Your report should be structured as follows:
As with your presentation, be creative, and feel free to bring in any outside knowledge or skills to enhance your project. Your group’s grade on the project will be determined by your thoroughness, accuracy, coherence, analysis, ingenuity, and overall quality and polish of the write-up.
If you're working in a group, you must add one of the additional steps outlined here for each additional person. I.e., a group of two must add one of these steps, and a group of three must add two.
Identify a phonologically contrastive feature of the language and perform an acoustic, articulatory, or perceptual analysis of this feature. The feature may be anything we haven't done already in one of the assignments, or the implementation of a phonological process. Options may include tone, stress, palatalisation, vowel harmony, geminates, etc. Acoustic analyses are by far the easiest to perform and interpret (and it's all I've trained you to do), so if you want to do an articulatory or perceptual analysis, please talk to me first. The words you record for this and the type of analysis you perform will depend on the process, and I encourage you to talk to me about this as well.

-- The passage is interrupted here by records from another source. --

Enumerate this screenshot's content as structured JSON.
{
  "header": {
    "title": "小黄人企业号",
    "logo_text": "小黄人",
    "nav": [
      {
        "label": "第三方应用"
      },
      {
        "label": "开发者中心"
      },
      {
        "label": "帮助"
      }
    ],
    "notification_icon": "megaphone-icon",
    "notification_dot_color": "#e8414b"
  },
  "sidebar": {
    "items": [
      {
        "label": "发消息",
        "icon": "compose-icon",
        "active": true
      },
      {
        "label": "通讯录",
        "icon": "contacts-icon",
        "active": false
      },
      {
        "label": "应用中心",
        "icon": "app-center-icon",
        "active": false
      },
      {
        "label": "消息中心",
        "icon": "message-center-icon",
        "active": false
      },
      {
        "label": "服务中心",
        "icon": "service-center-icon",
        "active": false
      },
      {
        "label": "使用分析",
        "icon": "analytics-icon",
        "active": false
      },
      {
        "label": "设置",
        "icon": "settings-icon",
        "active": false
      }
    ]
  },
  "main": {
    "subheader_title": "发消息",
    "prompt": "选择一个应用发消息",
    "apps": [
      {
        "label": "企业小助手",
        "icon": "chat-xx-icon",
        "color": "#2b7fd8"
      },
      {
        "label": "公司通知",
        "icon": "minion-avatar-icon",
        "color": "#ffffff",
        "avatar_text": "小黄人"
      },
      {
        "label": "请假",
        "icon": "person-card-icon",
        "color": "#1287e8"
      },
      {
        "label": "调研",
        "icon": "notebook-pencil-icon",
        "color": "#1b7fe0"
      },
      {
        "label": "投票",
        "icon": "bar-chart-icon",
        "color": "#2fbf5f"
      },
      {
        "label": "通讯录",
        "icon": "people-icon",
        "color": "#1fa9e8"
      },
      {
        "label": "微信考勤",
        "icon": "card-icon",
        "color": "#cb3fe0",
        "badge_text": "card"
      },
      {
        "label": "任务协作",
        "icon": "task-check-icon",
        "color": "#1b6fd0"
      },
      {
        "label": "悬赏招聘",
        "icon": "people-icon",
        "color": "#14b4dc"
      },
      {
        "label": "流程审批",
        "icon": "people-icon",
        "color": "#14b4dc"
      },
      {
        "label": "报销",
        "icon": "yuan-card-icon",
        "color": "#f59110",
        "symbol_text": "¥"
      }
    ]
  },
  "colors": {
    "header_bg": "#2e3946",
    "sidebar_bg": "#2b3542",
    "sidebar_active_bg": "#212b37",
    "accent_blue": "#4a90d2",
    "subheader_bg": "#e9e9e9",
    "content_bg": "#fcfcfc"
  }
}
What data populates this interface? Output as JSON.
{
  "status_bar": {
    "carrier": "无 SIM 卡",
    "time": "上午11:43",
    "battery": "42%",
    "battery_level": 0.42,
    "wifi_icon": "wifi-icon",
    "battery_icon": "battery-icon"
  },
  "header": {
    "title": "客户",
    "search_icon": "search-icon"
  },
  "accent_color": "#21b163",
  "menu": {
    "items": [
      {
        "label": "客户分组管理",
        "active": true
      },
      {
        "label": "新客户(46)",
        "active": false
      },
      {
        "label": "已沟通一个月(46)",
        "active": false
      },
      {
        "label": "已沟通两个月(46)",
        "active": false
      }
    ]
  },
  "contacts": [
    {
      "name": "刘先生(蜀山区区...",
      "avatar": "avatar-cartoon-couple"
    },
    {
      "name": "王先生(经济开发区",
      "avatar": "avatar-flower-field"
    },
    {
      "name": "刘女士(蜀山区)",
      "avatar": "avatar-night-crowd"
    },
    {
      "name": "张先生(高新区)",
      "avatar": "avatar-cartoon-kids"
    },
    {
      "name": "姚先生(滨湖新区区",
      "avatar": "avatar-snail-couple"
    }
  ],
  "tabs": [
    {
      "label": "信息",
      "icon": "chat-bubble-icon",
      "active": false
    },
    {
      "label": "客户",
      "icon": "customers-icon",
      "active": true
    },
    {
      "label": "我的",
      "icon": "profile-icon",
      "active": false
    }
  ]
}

Investigate the phonotactics of your language. What syllable structures are allowed? What consonant clusters can appear in onsets, codas, and across syllable boundaries? Is vowel hiatus allowed? Are there required or preferred root shapes (number of syllables, must be C-initial or V-final, etc.)? Are there co-occurence restrictions for certain segments? If not strict rules, what about tendencies (i.e., do a statistical analysis of all the words you've collected)? Are round vowels and labial consonants likely to co-occur? Do certain segments only ever show up in certain positions? Does your language count moras? What's the stress pattern of the language? Anything else interesting?
Explore the active phonological processes in your language. How do various phonemes surface in different environments? Are these simply phonetic changes (like how /n/ surfaces as [n̪] in English before a dental segment, as in tenth [tɛn̪θ]), or are they alternations of otherwise contrasting phones? What are the conditioning environments? Do they occur at morphological boundaries, morpheme-internally, or both? Are they phonetically natural? Is there reduplication (full or partial)? Tone sandhi? Infixation? Find a few interesting phenomena, and come up with an analysis of each one, providing your evidence for the alternations you describe.